By Simon Bond

This is the biggest player in the history of the world.” So stated Lee Kuan Yew to Graham Allison, Director of Harvard Kennedy School’s Belfer Center for Science and International Affairs.

Graham Allison has written a deeply-insightful book entitled Destined for War: Can America and China Escape Thucydides’s Trap? Thucydides showed how “it was the rise of Athens and the fear that this installed in Sparta that made war inevitable.” Henry Kissinger is quoted on the dust-jacket of the book as follows: “I can only hope that the US-China relationship becomes the fifth case to resolve itself peacefully, rather than the thirteenth to result in war.” Few Americans appreciate how fast and far China has advanced.

We quote as follows: In my national security course at Harvard, my lecture on China begins with a quiz. The first question asks students to compare China and the United States in 1980 with their current rankings. Repeatedly, students are shocked at what they see. One glance at the chart with numbers from 2015 should explain why. In a single generation, a nation that did not appear on any of the international league tables has vaulted into the top spot.

In 1980, China’s gross domestic product (GDP) was less than $300 billion; by 2015, it was $11 trillion making it the world’s second-largest economy by market exchange rates. In 1980, China’s trade with the outside world amounted to less than $40 billion; by 2015, it had increased one hundredfold, to $4 trillion. For every two-year period since 2008, the increment of growth in China’s GDP has been larger than the entire economy of India. Even at its lowest growth rate in 2015, China’s economy created a Greece every sixteen weeks and an Israel every twenty-five weeks. During its own remarkable progress between 1860 and 1913, when the United States shocked European capitals by surpassing Great Britain to become the world’s largest economy, America’s annual growth averaged 4 percent.

China's "One Belt One Road" strategy continues to enlarge by the day. 


Since 1980, China’s economy has grown at 10 percent a year. According to the Rule of 72—divide 72 by the annual growth rate to determine when an economy or investment will double the Chinese economy has doubled every seven years. Most students are stunned to learn that on most indicators, China has already surpassed the United States. As the largest producer of ships, steel, aluminum, furniture, clothing, textiles, cell phones, and computers, China has become the manufacturing powerhouse of the world. Students are even more surprised to discover that China has also become the world’s largest consumer of most products. America was the birthplace of the automobile, but China is now both the largest automaker and the largest auto market.

Chinese consumers bought twenty million cars in 2015, three million more than were sold in the U.S. China also has the world’s largest number of Internet users. China imported more oil, consumed more energy, and installed more solar power than any other nation. Perhaps most devastatingly for America’s self conception, in 2016 as it has since the 2008 worldwide financial crisis. China continued to serve as the primary engine of global economic growth.

Lee Kuan Yew saw the [balance of power] as a fundamental building block in understanding relations among nations. But, he explained, “in the old concept, balance of power meant largely military power. In today’s terms, it is a combination of economic and military, and I think the economic outweighs the military.”

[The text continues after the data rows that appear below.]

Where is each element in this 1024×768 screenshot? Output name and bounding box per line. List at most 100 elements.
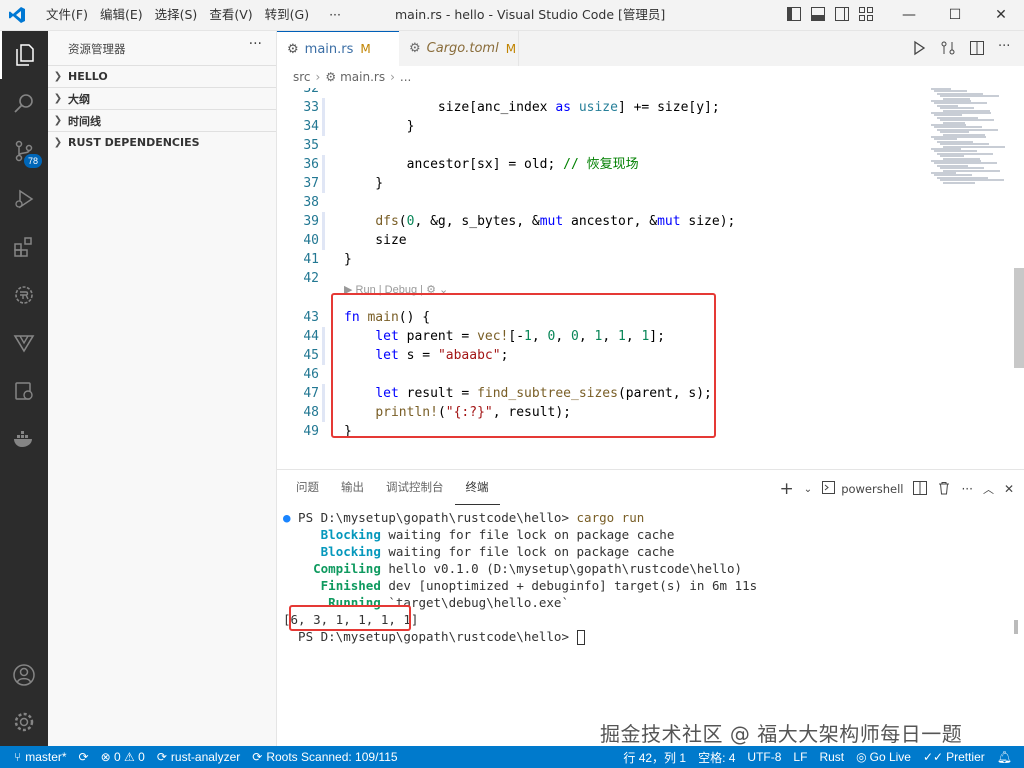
gutter-change-marker	[322, 98, 325, 117]
window-title: main.rs - hello - Visual Studio Code [管理…	[395, 7, 666, 22]
split-editor-icon[interactable]	[969, 40, 985, 56]
gutter-change-marker	[322, 346, 325, 365]
run-icon[interactable]	[911, 40, 927, 56]
roots-scanned-status[interactable]: ⟳ Roots Scanned: 109/115	[246, 746, 403, 768]
code-line[interactable]: 39 dfs(0, &g, s_bytes, &mut ancestor, &m…	[277, 212, 927, 231]
close-button[interactable]: ✕	[978, 0, 1024, 30]
language-mode[interactable]: Rust	[813, 746, 850, 768]
tab-cargo-toml[interactable]: ⚙ Cargo.toml M	[399, 31, 519, 66]
explorer-icon[interactable]	[0, 31, 48, 79]
new-terminal-icon[interactable]: +	[780, 479, 794, 499]
maximize-panel-icon[interactable]: ︿	[983, 481, 994, 497]
menu-selection[interactable]: 选择(S)	[149, 0, 204, 30]
minimize-button[interactable]: —	[886, 0, 932, 30]
vue-icon[interactable]	[0, 319, 48, 367]
rust-analyzer-status[interactable]: ⟳ rust-analyzer	[151, 746, 246, 768]
gutter-change-marker	[322, 327, 325, 346]
code-line[interactable]: 36 ancestor[sx] = old; // 恢复现场	[277, 155, 927, 174]
editor-scrollbar[interactable]	[1014, 268, 1024, 368]
menu-more[interactable]: ···	[323, 0, 347, 30]
line-number: 47	[303, 386, 319, 401]
toggle-secondary-sidebar-icon[interactable]	[835, 7, 849, 21]
section-rust-dependencies[interactable]: ❯ RUST DEPENDENCIES	[48, 131, 276, 153]
indentation[interactable]: 空格: 4	[692, 746, 741, 768]
tab-problems[interactable]: 问题	[285, 470, 330, 505]
tab-main-rs[interactable]: ⚙ main.rs M	[277, 31, 399, 66]
terminal-line: Finished dev [unoptimized + debuginfo] t…	[320, 578, 758, 593]
sidebar-more-button[interactable]: ···	[249, 36, 262, 52]
toggle-sidebar-icon[interactable]	[787, 7, 801, 21]
terminal-line: Compiling hello v0.1.0 (D:\mysetup\gopat…	[313, 561, 743, 576]
code-line[interactable]: 32	[277, 88, 927, 98]
menu-view[interactable]: 查看(V)	[203, 0, 258, 30]
more-actions-icon[interactable]: ···	[961, 482, 972, 496]
code-line[interactable]: 41}	[277, 250, 927, 269]
breadcrumb-symbol[interactable]: ...	[400, 70, 411, 84]
sync-icon[interactable]: ⟳	[73, 746, 95, 768]
cursor-position[interactable]: 行 42，列 1	[617, 746, 692, 768]
encoding[interactable]: UTF-8	[741, 746, 787, 768]
breadcrumb: src › ⚙ main.rs › ...	[277, 66, 1024, 88]
search-icon[interactable]	[0, 79, 48, 127]
code-line[interactable]: 40 size	[277, 231, 927, 250]
tab-terminal[interactable]: 终端	[454, 471, 500, 505]
split-terminal-icon[interactable]	[913, 480, 928, 498]
maximize-button[interactable]: ☐	[932, 0, 978, 30]
branch-status[interactable]: ⑂ master*	[0, 746, 73, 768]
minimap[interactable]	[927, 88, 1007, 188]
close-panel-icon[interactable]: ✕	[1004, 482, 1014, 496]
account-icon[interactable]	[0, 651, 48, 699]
warning-icon: ⚠	[124, 750, 135, 764]
code-text: size[anc_index as usize] += size[y];	[344, 100, 720, 115]
code-line[interactable]: 33 size[anc_index as usize] += size[y];	[277, 98, 927, 117]
code-line[interactable]: 38	[277, 193, 927, 212]
code-text: }	[344, 252, 352, 267]
run-debug-icon[interactable]	[0, 175, 48, 223]
breadcrumb-file[interactable]: main.rs	[340, 70, 385, 84]
code-line[interactable]: 34 }	[277, 117, 927, 136]
line-number: 32	[303, 88, 319, 96]
error-count: 0	[114, 750, 121, 764]
tab-debug-console[interactable]: 调试控制台	[375, 470, 455, 505]
section-timeline[interactable]: ❯ 时间线	[48, 109, 276, 131]
chevron-right-icon: ›	[390, 70, 395, 84]
rust-icon[interactable]	[0, 271, 48, 319]
problems-status[interactable]: ⊗ 0 ⚠ 0	[95, 746, 151, 768]
shell-name[interactable]: powershell	[841, 482, 903, 496]
terminal-scrollbar[interactable]	[1014, 620, 1018, 634]
code-line[interactable]: 35	[277, 136, 927, 155]
remote-explorer-icon[interactable]	[0, 367, 48, 415]
prettier-status[interactable]: ✓✓ Prettier	[917, 746, 991, 768]
tab-output[interactable]: 输出	[330, 470, 375, 505]
line-number: 36	[303, 157, 319, 172]
menu-go[interactable]: 转到(G)	[259, 0, 315, 30]
go-live-status[interactable]: ◎ Go Live	[850, 746, 917, 768]
docker-icon[interactable]	[0, 415, 48, 463]
gutter-change-marker	[322, 117, 325, 136]
chevron-down-icon[interactable]: ⌄	[804, 484, 812, 495]
compare-changes-icon[interactable]	[940, 40, 956, 56]
section-hello[interactable]: ❯ HELLO	[48, 65, 276, 87]
extensions-icon[interactable]	[0, 223, 48, 271]
rust-analyzer-label: rust-analyzer	[170, 750, 241, 764]
panel-tabs: 问题 输出 调试控制台 终端	[285, 470, 500, 505]
source-control-icon[interactable]: 78	[0, 127, 48, 175]
section-outline[interactable]: ❯ 大纲	[48, 87, 276, 109]
code-editor[interactable]: 32 33 size[anc_index as usize] += size[y]…	[277, 88, 1024, 468]
menu-file[interactable]: 文件(F)	[40, 0, 94, 30]
notifications-bell-icon[interactable]: 🔔︎	[991, 746, 1018, 768]
menu-edit[interactable]: 编辑(E)	[94, 0, 149, 30]
code-line[interactable]: 37 }	[277, 174, 927, 193]
settings-gear-icon[interactable]	[0, 698, 48, 746]
customize-layout-icon[interactable]	[859, 7, 873, 21]
menu-bar: 文件(F) 编辑(E) 选择(S) 查看(V) 转到(G) ···	[40, 0, 347, 30]
rust-analyzer-icon: ⟳	[156, 750, 167, 764]
trash-icon[interactable]	[937, 481, 951, 498]
rust-file-icon: ⚙	[287, 41, 299, 57]
chevron-right-icon: ❯	[53, 71, 63, 82]
highlight-box-result	[289, 605, 411, 631]
toggle-panel-icon[interactable]	[811, 7, 825, 21]
end-of-line[interactable]: LF	[787, 746, 813, 768]
more-actions-icon[interactable]: ···	[998, 40, 1014, 56]
breadcrumb-src[interactable]: src	[293, 70, 311, 84]
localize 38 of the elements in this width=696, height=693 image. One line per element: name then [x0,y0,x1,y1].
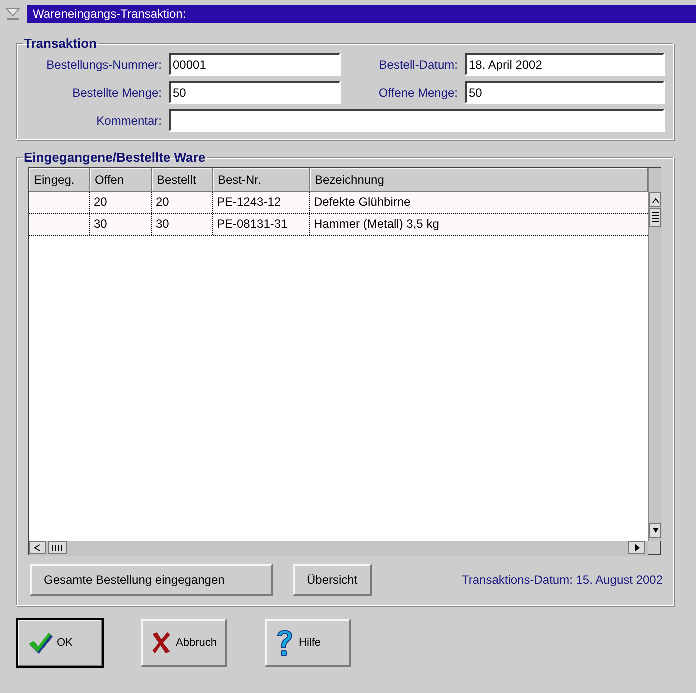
group-title: Eingegangene/Bestellte Ware [23,150,207,165]
table-cell: 30 [90,214,152,235]
column-header[interactable]: Bestellt [152,168,213,192]
column-header[interactable]: Offen [90,168,152,192]
table-cell: PE-1243-12 [213,192,310,213]
table-cell: 30 [152,214,213,235]
window-menu-icon[interactable] [5,6,21,22]
overview-button[interactable]: Übersicht [293,564,372,596]
table-cell: 20 [152,192,213,213]
cancel-button[interactable]: Abbruch [141,619,227,667]
horizontal-scrollbar[interactable] [29,541,648,556]
transaction-date: Transaktions-Datum: 15. August 2002 [462,573,663,587]
ok-button[interactable]: OK [17,619,103,667]
receive-all-button[interactable]: Gesamte Bestellung eingegangen [30,564,273,596]
vertical-scrollbar[interactable] [648,168,662,541]
input-field[interactable]: 50 [169,81,341,104]
input-field[interactable] [169,109,665,132]
field-label: Kommentar: [96,114,162,128]
field-label: Bestellte Menge: [72,86,162,100]
help-button[interactable]: Hilfe [265,619,351,667]
table-cell-text: Hammer (Metall) 3,5 kg [313,216,440,233]
check-icon [27,631,53,655]
field-label: Offene Menge: [378,86,458,100]
table-cell: 20 [90,192,152,213]
window-title: Wareneingangs-Transaktion: [27,5,696,23]
table-cell: PE-08131-31 [213,214,310,235]
field-label: Bestellungs-Nummer: [46,58,162,72]
input-field[interactable]: 18. April 2002 [465,53,665,76]
group-title: Transaktion [23,36,98,51]
input-field[interactable]: 00001 [169,53,341,76]
input-field[interactable]: 50 [465,81,665,104]
column-header[interactable]: Best-Nr. [213,168,310,192]
table-cell-text: Defekte Glühbirne [313,194,412,211]
field-label: Bestell-Datum: [378,58,458,72]
cross-icon [151,630,172,656]
column-header[interactable]: Eingeg. [29,168,90,192]
question-icon [275,628,295,658]
column-header[interactable]: Bezeichnung [310,168,648,192]
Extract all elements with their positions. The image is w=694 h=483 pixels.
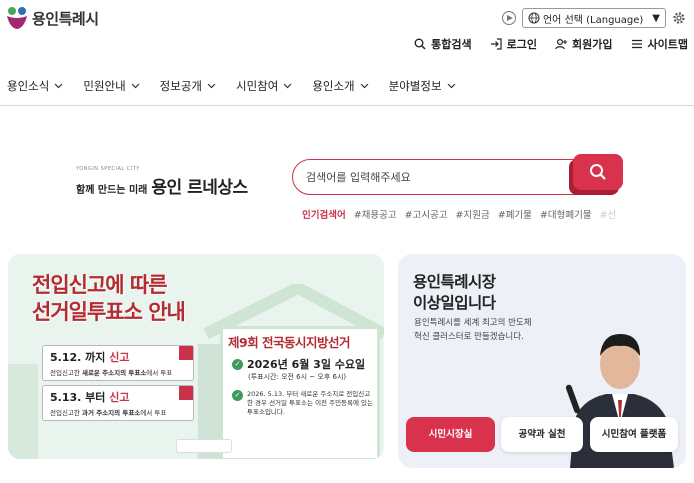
sitemap-label: 사이트맵 [647,38,688,51]
keyword-link[interactable]: #지원금 [456,207,490,221]
search-placeholder: 검색어를 입력해주세요 [306,171,411,184]
logo-icon [6,6,28,30]
mayor-title: 용인특례시장 이상일입니다 [413,272,496,314]
card-word: 신고 [109,351,130,364]
election-date-text: 2026년 6월 3일 수요일 [247,358,366,371]
nav-label: 용인소개 [312,78,355,93]
card-desc: 에서 투표 [146,369,173,377]
keyword-link[interactable]: #선 [600,207,617,221]
caret-down-icon: ▼ [652,12,660,24]
info-card-before: 5.12. 까지 신고 전입신고한 새로운 주소지의 투표소에서 투표 [42,345,194,381]
search-icon [590,164,606,180]
keyword-link[interactable]: #고시공고 [405,207,448,221]
election-banner[interactable]: 전입신고에 따른 선거일투표소 안내 제9회 전국동시지방선거 ✓ 2026년 … [8,254,384,459]
main-navigation: 용인소식 민원안내 정보공개 시민참여 용인소개 분야별정보 [0,66,694,106]
nav-label: 민원안내 [83,78,126,93]
chevron-down-icon [360,83,369,89]
card-date: 5.13. 부터 [50,391,106,404]
election-note-text: 2026. 5.13. 부터 새로운 주소지로 전입신고한 경우 선거일 투표소… [247,390,374,416]
election-date: ✓ 2026년 6월 3일 수요일 [232,356,365,372]
nav-item-about-yongin[interactable]: 용인소개 [312,78,369,94]
gear-icon[interactable] [672,11,686,25]
card-date: 5.12. 까지 [50,351,106,364]
citizen-mayor-office-button[interactable]: 시민시장실 [406,417,495,452]
play-icon[interactable] [501,11,516,25]
brand-slogan: YONGIN SPECIAL CITY 함께 만드는 미래 용인 르네상스 [76,166,248,198]
chevron-down-icon [447,83,455,89]
nav-item-participation[interactable]: 시민참여 [236,78,292,94]
globe-icon [528,12,540,24]
mayor-description: 용인특례시를 세계 최고의 반도체 혁신 클러스터로 만들겠습니다. [414,318,532,342]
keyword-link[interactable]: #폐기물 [498,207,532,221]
banner-title: 전입신고에 따른 선거일투표소 안내 [32,272,186,326]
mayor-panel: 용인특례시장 이상일입니다 용인특례시를 세계 최고의 반도체 혁신 클러스터로… [398,254,686,468]
check-icon: ✓ [232,390,243,401]
nav-label: 분야별정보 [388,78,442,93]
card-corner-tag [179,346,193,360]
election-commission-logo [176,439,232,453]
nav-item-field-info[interactable]: 분야별정보 [389,78,456,94]
login-icon [490,38,502,50]
mayor-title-line2: 이상일입니다 [413,294,496,312]
signup-label: 회원가입 [572,38,613,51]
card-desc: 전입신고한 [50,369,82,377]
check-icon: ✓ [232,358,243,370]
nav-label: 시민참여 [235,78,279,93]
keyword-link[interactable]: #채용공고 [354,207,397,221]
pledges-button[interactable]: 공약과 실천 [501,417,583,452]
brand-main-title: 용인 르네상스 [151,178,248,198]
nav-label: 용인소식 [7,78,50,93]
login-link[interactable]: 로그인 [490,36,537,52]
chevron-down-icon [207,83,216,89]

China primarily conducts foreign policy through economics because, to put it bluntly, it can. It is currently the largest trading partner for over 130 countries including all the major Asian economies. Its trade with members of the Association of Southeast Asian Nations accounted for 15 percent of ASEAN’s total trade in 2015, while the US accounted for only 9 percent.

This imbalance will accelerate in the absence of the Trans-Pacific Partnership as China moves quickly to establish its own equivalent in an emerging co-prosperity area. “History,” Kissinger observed in his first book, “is the memory of states.” This memory bears heavily on future national decisions. Both the American and Chinese militaries acknowledge that the US has lost, or at least failed to win, four of the five major wars it has entered since World War II. (Korea was at best a draw, Vietnam a loss, and Iraq and Afghanistan unlikely to turn out well. Only President George H. W. Bush’s war in 1991 to force Saddam Hussein’s Iraq to retreat from Kuwait counts as a clear win.) Reflecting on that record, former secretary of defense Robert Gates stated the obvious: “In my opinion, any future defense secretary who advises the president to again send a big American land army into Asia or into the Middle East or Africa should ‘have his head examined,’ as General MacArthur so delicately put it.”

In recent decades, Americans and the policymakers sending American troops to war have also displayed an ever-lower tolerance for losing American lives in combat. The impact of this casualty aversion is severe: military planners now rule out entire categories of operations because of their risk to soldiers, while politicians speak less and less of victory and more and more of protecting troops.

The timing of the elevation of US Cyber Security to the same level of Strategic Command is by no means a coincidence.